C.S.I Racingは、GR Garage水戸インターに勤務するトヨタカローラ新茨城の社員メカニックとレースメカニックによる混成チームだが、311号車 FABULOUS GRMI GR SUPRA GT4のチーフメカニックはGR Garage水戸インターの岡田友輔氏が務めている。
昨シーズンまでST-4クラスに参戦する310号車 GRGarage⽔⼾インター GR86のメカニックを務めていた岡田氏だが、2021年シーズンより2台体制となるにあたり、311号車のチーフメカニックを務めることとなった。レーシングカーのチーフメカニックを務めるのは初めてという岡田氏は、GRスープラGT4にどのような印象を抱いているのだろうか。
「ロードカーとはベースは同じで、エンジンも純正に近いですが、足回りなどは少し違うので、ふだん店舗で見ているGRスープラとの違いで少し戸惑うところはあります」
「GT4マシンということで、メンテナンス的にやることは少ないです。しかし、ミリ工具ではなく、インチ工具を使うので、メンテナンスのやりやすさという点ではST-4クラスの86の方がやりやすいなと感じます。あと、GRスープラGT4はセッティングをひとつ動かすと、急激に性格が変わったりします。そういった意味でも86の方が触っていてやりやすいなとは感じますね。ただ、どちらかというとGRスープラGT4の方がレーシングカーっぽいという印象です」
日本メーカーのマシンにもかかわらず、メンテナンスの際にインチ工具を使用するのは、ロードカーのGRスープラがトヨタとBMWの共同開発車両であり、また、オーストリアのマグナ・シュタイヤー社で生産されていることに由来するものだろう。
GRスープラGT4の車両販売価格は175,000ユーロ/約2300万円(消費税、関税、輸送費等別)となる。ロードカー(RZ)のメーカー希望小売価格は約732万円のため、ロードカーと比較すれば価格差は約3倍となるが、GT4マシンのなかでは標準的な価格だ。
車両価格もさることながら、気になるのはランニングコストを計算する上で重要なポイントとなるエンジンとミッションのマイレージだ。これまで“スーパー耐久マシンフォーカス”で紹介してきたGT4マシンはいずれもシーズン中にエンジン、ミッションをオーバーホールすることなく、富士24時間を含めた1シーズンを走り切ることができるマイレージの長さを誇っていた。
その点に関して岡田氏は、「ざっと聞いた感じですが」と前置きした上で、「エンジンとミッションは、オイル交換だけで1シーズンいけると聞いています」と話した。デビューから間もないマシンということもあり、正確なマイレージは1シーズンを通して見定めていきたいということだが、GRスープラGT4もGT4マシンの特徴であるランニングコストの安さを持ち合わせていると言えるだろう。

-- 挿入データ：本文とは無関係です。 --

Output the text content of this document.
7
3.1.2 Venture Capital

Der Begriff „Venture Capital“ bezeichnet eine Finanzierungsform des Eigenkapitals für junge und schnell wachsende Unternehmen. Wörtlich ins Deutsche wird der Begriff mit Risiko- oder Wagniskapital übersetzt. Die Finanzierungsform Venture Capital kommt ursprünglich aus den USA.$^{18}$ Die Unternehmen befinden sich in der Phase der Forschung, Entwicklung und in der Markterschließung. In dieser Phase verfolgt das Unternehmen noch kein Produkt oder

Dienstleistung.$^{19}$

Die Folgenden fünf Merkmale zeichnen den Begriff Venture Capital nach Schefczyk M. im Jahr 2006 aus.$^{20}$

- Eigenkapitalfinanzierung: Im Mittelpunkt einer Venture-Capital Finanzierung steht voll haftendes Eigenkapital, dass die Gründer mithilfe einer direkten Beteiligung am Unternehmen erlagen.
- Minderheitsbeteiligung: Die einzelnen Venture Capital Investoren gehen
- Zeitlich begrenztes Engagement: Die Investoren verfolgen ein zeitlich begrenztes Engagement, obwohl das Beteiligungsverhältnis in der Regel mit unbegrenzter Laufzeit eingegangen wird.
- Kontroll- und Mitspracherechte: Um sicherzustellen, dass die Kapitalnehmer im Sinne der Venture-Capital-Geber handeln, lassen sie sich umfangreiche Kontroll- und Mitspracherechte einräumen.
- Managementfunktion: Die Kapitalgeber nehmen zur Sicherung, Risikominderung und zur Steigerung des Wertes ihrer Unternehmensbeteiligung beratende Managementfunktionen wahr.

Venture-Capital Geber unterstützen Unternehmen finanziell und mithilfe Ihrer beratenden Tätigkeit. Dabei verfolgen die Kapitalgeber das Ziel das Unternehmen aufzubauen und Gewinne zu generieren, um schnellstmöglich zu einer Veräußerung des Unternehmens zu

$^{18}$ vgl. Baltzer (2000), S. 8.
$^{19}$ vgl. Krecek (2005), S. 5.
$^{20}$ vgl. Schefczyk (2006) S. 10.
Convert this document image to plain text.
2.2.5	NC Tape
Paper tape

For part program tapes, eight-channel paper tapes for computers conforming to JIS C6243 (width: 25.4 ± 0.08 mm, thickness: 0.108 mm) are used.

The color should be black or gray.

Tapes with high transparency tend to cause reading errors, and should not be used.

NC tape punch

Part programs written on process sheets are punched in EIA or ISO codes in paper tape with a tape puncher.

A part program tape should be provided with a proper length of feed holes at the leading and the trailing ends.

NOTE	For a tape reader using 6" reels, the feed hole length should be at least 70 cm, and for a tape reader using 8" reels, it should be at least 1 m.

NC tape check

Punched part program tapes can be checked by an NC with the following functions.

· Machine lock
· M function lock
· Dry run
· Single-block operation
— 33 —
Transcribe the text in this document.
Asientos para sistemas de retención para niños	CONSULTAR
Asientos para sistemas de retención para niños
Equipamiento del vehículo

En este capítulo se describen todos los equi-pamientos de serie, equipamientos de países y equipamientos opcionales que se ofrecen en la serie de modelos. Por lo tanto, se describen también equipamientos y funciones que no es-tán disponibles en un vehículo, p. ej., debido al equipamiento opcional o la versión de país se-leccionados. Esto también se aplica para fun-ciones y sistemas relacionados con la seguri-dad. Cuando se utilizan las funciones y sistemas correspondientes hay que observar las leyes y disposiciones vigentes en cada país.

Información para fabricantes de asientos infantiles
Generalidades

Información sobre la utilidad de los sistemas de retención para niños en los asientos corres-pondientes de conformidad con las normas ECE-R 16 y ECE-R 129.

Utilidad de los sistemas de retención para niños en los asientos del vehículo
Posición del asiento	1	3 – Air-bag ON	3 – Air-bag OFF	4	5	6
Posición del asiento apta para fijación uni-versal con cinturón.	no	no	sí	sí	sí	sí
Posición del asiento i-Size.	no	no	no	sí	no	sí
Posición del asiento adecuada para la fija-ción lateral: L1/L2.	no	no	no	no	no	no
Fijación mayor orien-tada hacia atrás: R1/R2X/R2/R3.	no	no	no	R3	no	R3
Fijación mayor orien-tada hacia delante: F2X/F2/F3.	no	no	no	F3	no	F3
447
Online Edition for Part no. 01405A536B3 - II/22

C.S.I Racingの311号車 FABULOUS GRMI GR SUPRA GT4は第1戦もてぎで5位、第2戦SUGOも5位でチェッカーを受け、第2戦終了時点でポイントランキング4位となっている。5月21〜23日にはスーパー耐久シリーズ2021 Powered by Hankookの第3戦『NAPAC 富士SUPER TEC 24時間レース』が行われるが、残念ながら311号車は第3戦をスキップし、次の出走は第4戦『TKU スーパー耐久レース in オートポリス』の5時間レースとなる。C.S.I Racingは富士24時間でST-4クラスに参戦する310号車 GRGarage⽔⼾インター GR86の1台に注力するという。
ポイントランキングでGRスープラGT4勢トップを守っているだけに、311号車の富士24時間欠場は寂しいが、108号車 アスラーダ Ver. SUPRA、111号車 Access HIROSHIMA+ GR SUPRA GT4、885号車 林テレンプ SHADERACING GR SUPRA GT4といった3台のGRスープラGT4が富士24時間に参戦を予定している。
いまだST-Zクラスでの勝利がないGRスープラGT4は、富士24時間というシーズン一番の大舞台でどのような戦いを見せるのだろうか。大激戦が繰り広げられるST-Zクラスの戦いに引き続き、注目したい。